Puis, se tournant vers la reine elle dit.
- Femme, tu iras sur la plus haute montagne du royaume, aux confins des limites du monde. Tu chercheras le calice fragile qui, malgré le froid et le vent, résiste. Quand tu l'auras trouvé, tu résoudras l'énigme que le serpent te proposera, car il en est le gardien. Ta vie dépendra de la réponse que tu feras. Si tu réussis, tu emporteras le calice et le ramèneras ici.
Il y eut de nouveau un silence.
- Vous partirez ce soir, au lever de la lune. Quand vous aurez ramené le fruit de vos recherches ici, il vous sera donné d'avoir un garçon et une fille. Chacun d'entre eux, lorsque viendra leur quinzième année, devra rapporter l'un la lame, l'autre le calice, à chacun de leur gardien. Puis, de retour en ce château, chacun devra faire à Dieu une offrande qui vaille le prix de votre amour pour eux deux. Vous souviendrez-vous de tout ce que je vous ai enseigné ?
- Oui, Belle Dame. Nous vous remercions de votre bonté à notre égard.

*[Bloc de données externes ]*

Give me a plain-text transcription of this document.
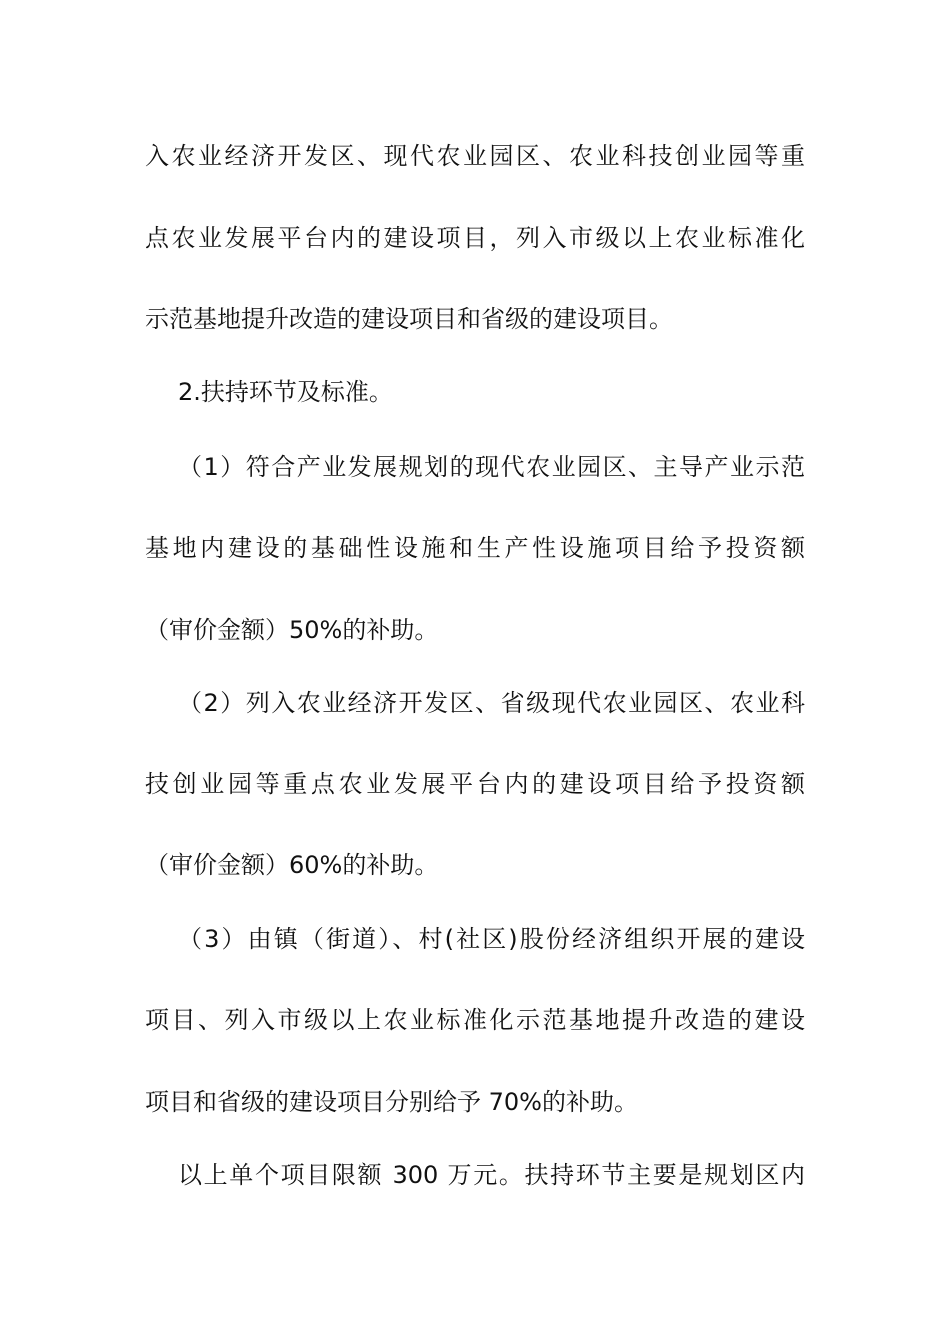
入农业经济开发区、现代农业园区、农业科技创业园等重
点农业发展平台内的建设项目，列入市级以上农业标准化
示范基地提升改造的建设项目和省级的建设项目。
2.扶持环节及标准。
（1）符合产业发展规划的现代农业园区、主导产业示范
基地内建设的基础性设施和生产性设施项目给予投资额
（审价金额）50%的补助。
（2）列入农业经济开发区、省级现代农业园区、农业科
技创业园等重点农业发展平台内的建设项目给予投资额
（审价金额）60%的补助。
（3）由镇（街道）、村(社区)股份经济组织开展的建设
项目、列入市级以上农业标准化示范基地提升改造的建设
项目和省级的建设项目分别给予 70%的补助。
以上单个项目限额 300 万元。扶持环节主要是规划区内
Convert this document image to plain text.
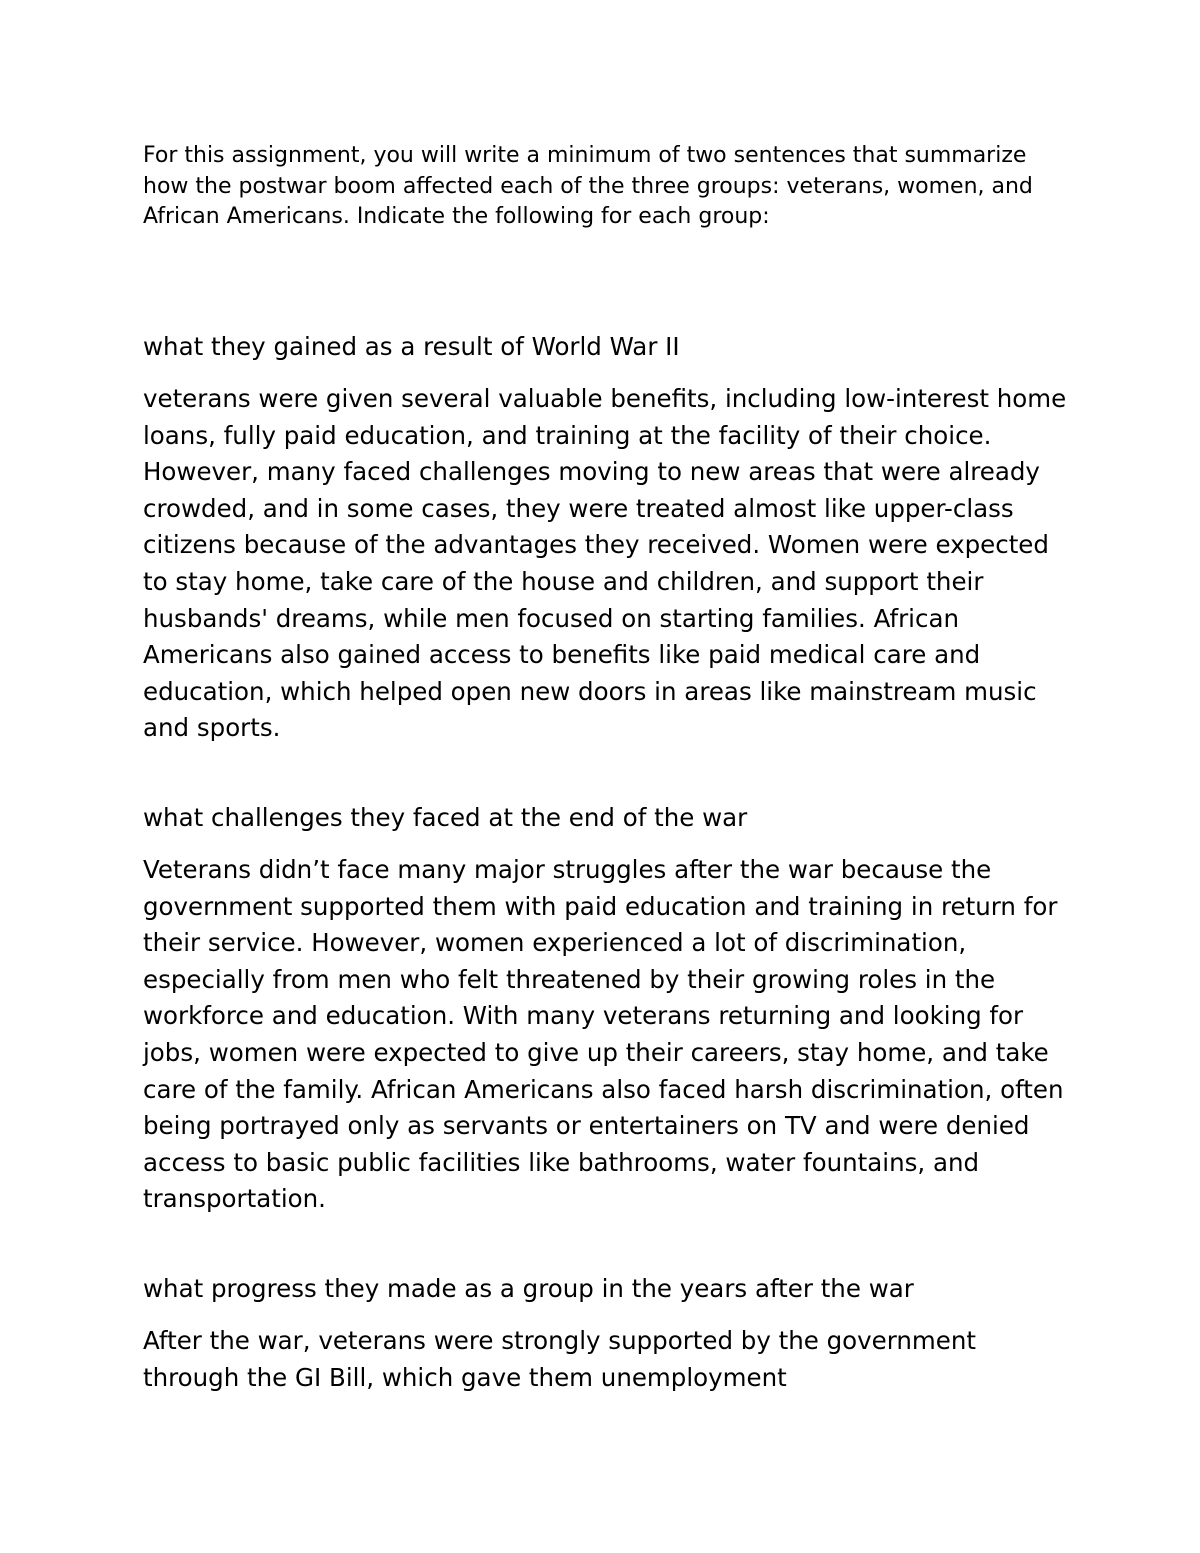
For this assignment, you will write a minimum of two sentences that summarize how the postwar boom affected each of the three groups: veterans, women, and African Americans. Indicate the following for each group:

what they gained as a result of World War II

veterans were given several valuable benefits, including low-interest home loans, fully paid education, and training at the facility of their choice. However, many faced challenges moving to new areas that were already crowded, and in some cases, they were treated almost like upper-class citizens because of the advantages they received. Women were expected to stay home, take care of the house and children, and support their husbands' dreams, while men focused on starting families. African Americans also gained access to benefits like paid medical care and education, which helped open new doors in areas like mainstream music and sports.

what challenges they faced at the end of the war

Veterans didn’t face many major struggles after the war because the government supported them with paid education and training in return for their service. However, women experienced a lot of discrimination, especially from men who felt threatened by their growing roles in the workforce and education. With many veterans returning and looking for jobs, women were expected to give up their careers, stay home, and take care of the family. African Americans also faced harsh discrimination, often being portrayed only as servants or entertainers on TV and were denied access to basic public facilities like bathrooms, water fountains, and transportation.

what progress they made as a group in the years after the war

After the war, veterans were strongly supported by the government through the GI Bill, which gave them unemployment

- Qu'il en soit ainsi, répondit la fée.
Puis elle s'inclina doucement. Le roi et la reine firent de même. La Belle Dame se détourna, et glissant sur le sol, quitta la salle et le château.
Aussitôt
après son départ, le roi et la reine firent appeler
leurs gens pour leur dire qu'ils partaient en voyage, et qu'il
fallait préparer leurs affaires. Chacun fit charger le contenu
de ses bagages sur le dos d'un cheval, et fit seller un autre, de
sorte que chacun partit avec deux montures, les bêtes les plus
courageuses et les plus fortes du royaume.
Lorsque
la lune se leva enfin, le roi et la reine montèrent sur leurs
chevaux et quittèrent le château ensemble. Puis, loin
des regards des habitants, à l'écart près d'un
petit bois, ils mirent pied à terre, et s'étreignirent
longuement. Enfin, ils remontèrent en selle et s'éloignèrent,
la reine allant vers le nord (où se trouvaient les montagnes),
le roi prenant la direction de l'est (où maintes légendes
racontaient les hauts faits des dragons qui y vivaient).